On 2 May 2019, the Danish Parliament passed a bill amending the Danish Companies Act. The bill is a consequence of the 5th Anti-Money Laundering Directive (“AMLD5”), which must be implemented in Danish law by 10 January 2020.
In this post, I review the principal changes concerning beneficial owners arising from the law.
On request, owners are required to provide the company with necessary information
Any person who, directly or indirectly, owns or controls the company, is obliged to provide the company with information about the ownership structure which allows the company to identify the beneficial owners. However, this is not a general duty to disclose, but a duty which must be fulfilled when the company requests the information.
This duty to disclose is not covered by the so-called penalty provision in the Danish Companies Act, which means that there are no consequences for people who fail to provide the company with information about the ownership structure.
The company has a duty to review and update the registration of beneficial owners at the annual general meeting
As something new, companies must review whether there are changes to the registration of beneficial owners at least annually. The results of the review must be presented at the annual general meeting. This provision entails that, in practice, the review will be discussed and presented at the annual general meeting, where the annual report is approved.
In cases with frequent changes in ownership, it may be necessary for the company to perform this review several times a year.
For companies using the calendar year as their financial year, the obligation will take effect in the 2020 financial year. This means that the first presentation of a review will take place at the annual general meeting in the spring of 2021, when the annual report for 2020 is approved. At that time, this item should appear in the notice of the annual general meeting and in the corresponding minutes.
This obligation is not subject to penalties under the rules of the Danish Companies Act either.
The company has a duty to provide companies with “know your customer” (KYC) procedures
As indicated above, the law is a result of the implementation of the AMLD5. In this context, the company is subject to a duty to provide companies covered by the Danish Anti-Money Laundering Act with information about the company's control and ownership structure. Among other things, companies covered by the Danish Anti-Money Laundering Act are required to conduct KYCprocedures, which include clarifying their customers’ control and ownership structure.
Therefore, it now appears directly in the Danish Companies Act that the company is required to provide these companies with the information, if it is requested of them.
Alongside this duty, The Danish Business Authority conducts a review of the report if it appears that the company has an inadequate registration of ownership. This is because the companies covered by the Danish Anti-Money Laundering Act are obliged to report any discrepancies if the ownership structure differs from what is registered in the Central Business Register (the CVR register).
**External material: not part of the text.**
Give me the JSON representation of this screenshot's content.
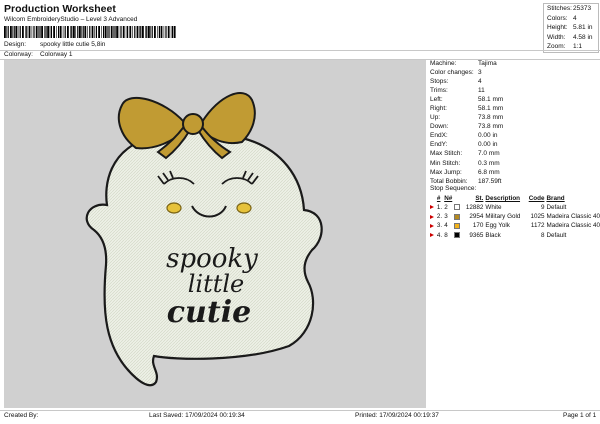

Risk of winding up order in case of lacking or incomplete registration or storage
Previously, the Danish Business Authority had the right to send companies a winding up order if they failed to register beneficial owners. Under the new law, this power has been extended, as in the future the Danish Business Authority also has the capacity to issue a winding up order if the company has incomplete or incorrect registration. Please note that winding up orders can also be issued if the company has not complied with the storage obligation. Since the introduction of the registry of beneficial owners, companies have been required to keep documentation of their own registration of beneficial owners, as well as documentation of the measures taken to identify and register the beneficial owners.
Due to proportionality, winding up orders are instruments of the Danish Business Authority. In practice, the Danish Business Authority will first contact the company with a demand to correct the registration so that it meets the requirements.
The above shall enter into force on 10 January 2020. However, the Danish Business Authority's right to issue a winding up order to a company due to missing or incomplete registration of beneficial owners or storage of documentation came into force on 1 July 2019.